OK, you have constrained your inductance, minimize resistance when possible and design your electrodes which is optimized with gas pressure. The rest of the system is the caps and their voltage. You can do a great many things in this respect. Larger caps at low voltage lead to lower impatience due to sqrt(L/C) but you have less voltage to drive the system. Smaller caps at high voltage can present engineering challenges. The published data does not show a significant advantage of one over the other. Both system are able to produce high quality pinches. One has to be reasonable about the definitions of high voltage and low voltage. You cannot produce a 100 V, 2 MA PF device. The impedance with charging the inductor alone is ~10 mOhm. For a 2 MA system, you require a minimum of 20 kV and you can’t get around it. 45 kV is probably a middle of the road voltage.
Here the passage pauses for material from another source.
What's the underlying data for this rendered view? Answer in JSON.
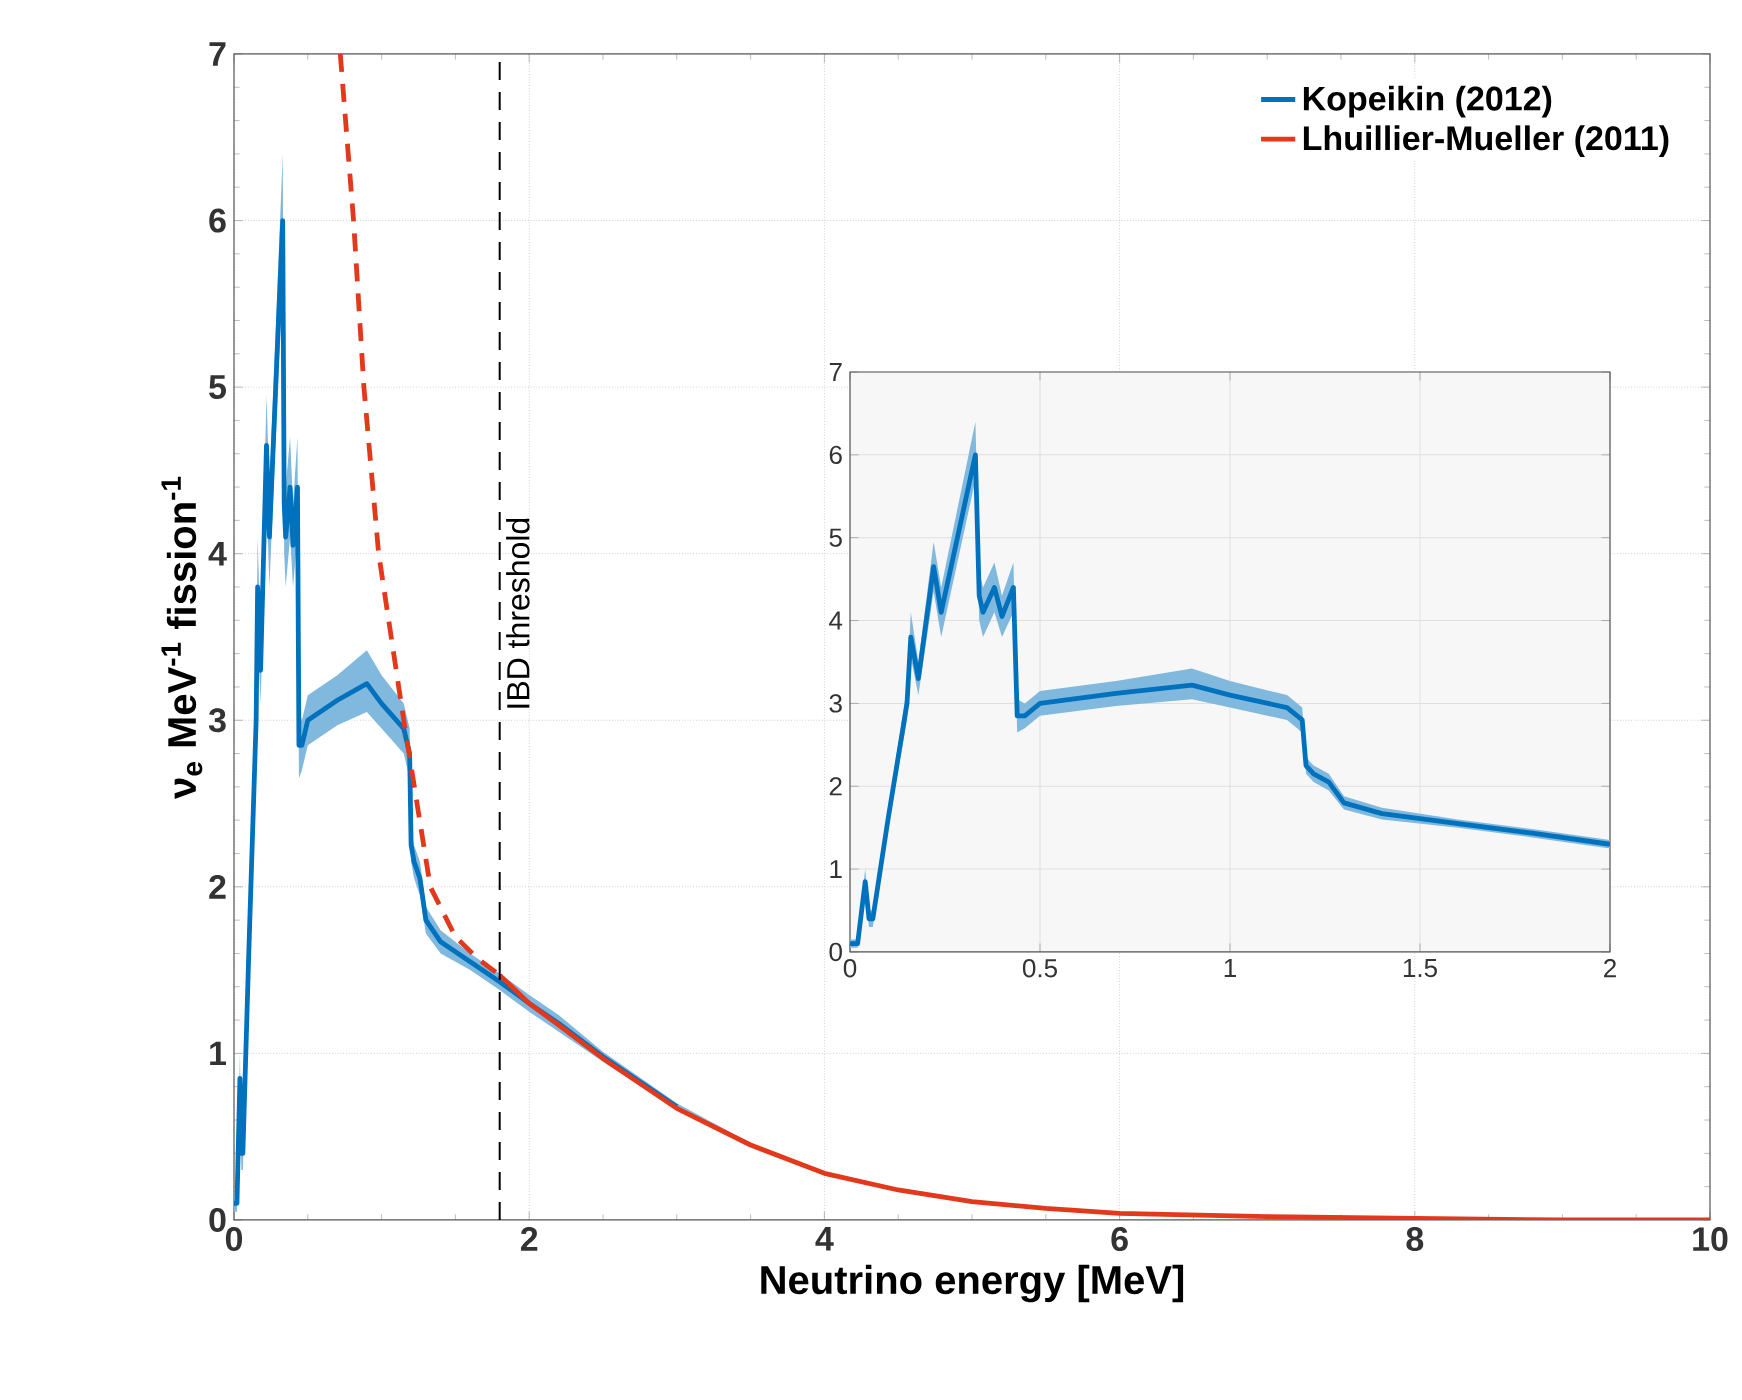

The highest voltages are ~100 kV for a PF at 2 MA. The design philosophy tends to fit available resources and personal experience with high voltage. I always operated low voltage, large bank systems because of resources and other operational constraints.

Various design approaches are described in published literature for the last fifty years and this is just a summary. I would encourage those most interested to read a review by a colleague, M. Krishnan, in IEEE Transactions on Plasma Science from last year (Sorry, gotta pay for it). It discusses these points and cites references that are relevant to this problem.

gianfranco wrote: Still impossible to upload Excel files…

?

As a test here are 3 varieties of excel uploaded.

And you can always zip a file if the file extension is not allowed.

If it remains a problem I’ll check the allowed file types later…

disable excel macros. That might be why uploads are being blocked.

And everyone else… be careful opening archive files (rar)… they may contain malicious macros.